Most everyone is familiar with the much talked about $\lim_{x\to \infty}$ $\frac{F_{n+1}}{F_n}=\varphi$
where $\varphi$ is the golden ratio.
I would like to calculate $\lim_{x\to \infty}$ $\frac{G_n}{H_n}$
where $G_n$ and $H_n$ are two unique generalized Fibonacci sequences defined by $G_n=G_{n-2}+G_{n-1}=aF_{n-2}+bF_{n-1}$ where $G_1=a$ and $G_2=b$.
The same goes for $H_n$, albeit with different initial values $a$ and $b$.
The Binet-type formula for a generalized Fibonacci sequence is ${c\alpha^n-d\beta^n\over \sqrt5}$,
where $\alpha={1+\sqrt5\over 2}$ and $\beta={1-\sqrt5\over 2}$, in addition $c=a+(a-b)\beta$ and $d=a+(a-b)\alpha$.
I feel like I should be able to figure this out, but so far I haven't had much luck.
Any help with be very much appreciated!
Every two sequences $G_n,H_n$ satisfying the Fibonacci recurrences can be written as $G_n = g_\alpha \alpha^n + g_\beta \beta^n$ and $H_n = h_\alpha \alpha^n + h_\beta \beta^n$; you can find $g_\alpha,g_\beta$ ($h_\alpha,h_\beta$) by solving linear equations given your initial values $G_1,G_2$ ($H_1,H_2$).

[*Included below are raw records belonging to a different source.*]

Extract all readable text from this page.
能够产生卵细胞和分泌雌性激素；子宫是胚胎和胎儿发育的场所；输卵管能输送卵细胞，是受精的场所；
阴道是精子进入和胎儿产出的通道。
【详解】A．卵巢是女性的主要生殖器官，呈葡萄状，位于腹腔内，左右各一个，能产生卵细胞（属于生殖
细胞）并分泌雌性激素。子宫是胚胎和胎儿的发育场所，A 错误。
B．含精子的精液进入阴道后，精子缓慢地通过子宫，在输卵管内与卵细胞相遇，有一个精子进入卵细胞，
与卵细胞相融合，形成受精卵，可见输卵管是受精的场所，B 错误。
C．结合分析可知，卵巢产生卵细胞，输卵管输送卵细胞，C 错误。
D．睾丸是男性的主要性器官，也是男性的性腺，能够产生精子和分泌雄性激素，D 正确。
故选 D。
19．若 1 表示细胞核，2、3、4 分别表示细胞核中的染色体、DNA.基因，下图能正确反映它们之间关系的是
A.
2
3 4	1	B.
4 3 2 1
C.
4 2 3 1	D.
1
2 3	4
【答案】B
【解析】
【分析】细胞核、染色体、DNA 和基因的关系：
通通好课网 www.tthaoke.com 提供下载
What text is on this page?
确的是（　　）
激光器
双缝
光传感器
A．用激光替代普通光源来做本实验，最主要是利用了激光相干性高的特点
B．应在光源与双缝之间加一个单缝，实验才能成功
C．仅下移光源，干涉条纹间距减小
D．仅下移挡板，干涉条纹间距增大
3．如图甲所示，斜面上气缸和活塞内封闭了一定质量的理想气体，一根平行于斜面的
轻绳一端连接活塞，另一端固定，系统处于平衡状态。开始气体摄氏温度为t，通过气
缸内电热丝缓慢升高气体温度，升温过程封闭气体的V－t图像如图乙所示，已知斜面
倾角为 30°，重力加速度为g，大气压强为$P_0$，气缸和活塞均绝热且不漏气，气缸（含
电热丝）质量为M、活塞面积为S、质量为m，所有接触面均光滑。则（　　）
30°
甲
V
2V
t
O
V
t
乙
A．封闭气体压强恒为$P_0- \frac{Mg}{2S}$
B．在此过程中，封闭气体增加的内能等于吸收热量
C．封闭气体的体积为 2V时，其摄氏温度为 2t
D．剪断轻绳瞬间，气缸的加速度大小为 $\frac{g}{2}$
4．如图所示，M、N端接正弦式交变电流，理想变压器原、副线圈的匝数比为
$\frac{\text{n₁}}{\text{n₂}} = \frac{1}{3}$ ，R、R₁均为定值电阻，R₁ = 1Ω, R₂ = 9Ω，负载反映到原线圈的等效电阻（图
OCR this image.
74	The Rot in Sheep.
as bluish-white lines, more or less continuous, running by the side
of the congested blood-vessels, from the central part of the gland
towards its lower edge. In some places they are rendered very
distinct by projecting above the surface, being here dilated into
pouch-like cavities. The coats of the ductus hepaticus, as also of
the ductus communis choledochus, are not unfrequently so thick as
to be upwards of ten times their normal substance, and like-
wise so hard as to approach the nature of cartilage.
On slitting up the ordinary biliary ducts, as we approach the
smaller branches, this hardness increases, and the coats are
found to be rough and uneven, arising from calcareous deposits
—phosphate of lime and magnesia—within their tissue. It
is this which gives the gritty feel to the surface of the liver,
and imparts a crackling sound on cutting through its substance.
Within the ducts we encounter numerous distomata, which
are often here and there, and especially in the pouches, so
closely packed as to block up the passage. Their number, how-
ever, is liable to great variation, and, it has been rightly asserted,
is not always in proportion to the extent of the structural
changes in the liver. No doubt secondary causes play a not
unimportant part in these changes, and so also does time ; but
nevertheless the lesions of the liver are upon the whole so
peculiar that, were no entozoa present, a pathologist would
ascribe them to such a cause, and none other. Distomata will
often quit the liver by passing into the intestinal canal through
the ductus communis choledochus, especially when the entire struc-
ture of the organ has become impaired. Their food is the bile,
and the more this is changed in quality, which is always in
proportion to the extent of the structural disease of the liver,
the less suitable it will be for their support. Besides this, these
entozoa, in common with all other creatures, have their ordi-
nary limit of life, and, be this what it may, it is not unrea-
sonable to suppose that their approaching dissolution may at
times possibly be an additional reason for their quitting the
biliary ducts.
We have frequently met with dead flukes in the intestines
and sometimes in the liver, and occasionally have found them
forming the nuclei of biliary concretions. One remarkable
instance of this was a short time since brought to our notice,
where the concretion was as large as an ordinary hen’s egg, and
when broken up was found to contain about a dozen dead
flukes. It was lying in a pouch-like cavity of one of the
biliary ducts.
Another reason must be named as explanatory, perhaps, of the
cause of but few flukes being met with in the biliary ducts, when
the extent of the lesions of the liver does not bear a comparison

For a "generic" choice, you will get $g_\alpha,h_\alpha \neq 0$, and so, since $\beta^n \to 0$, you would have $$ \frac{G_n}{H_n} = \frac{g_\alpha \alpha^n + g_\beta \beta^n}{h_\alpha \alpha^n + h_\beta \beta^n} \approx \frac{g_\alpha \alpha^n}{h_\alpha \alpha^n} = \frac{g_\alpha}{h_\alpha}. $$ In fact, this formula holds even if $g_\alpha = 0$ (in which case you get $0$) or $h_\alpha = 0$ (in which case you get $\infty$).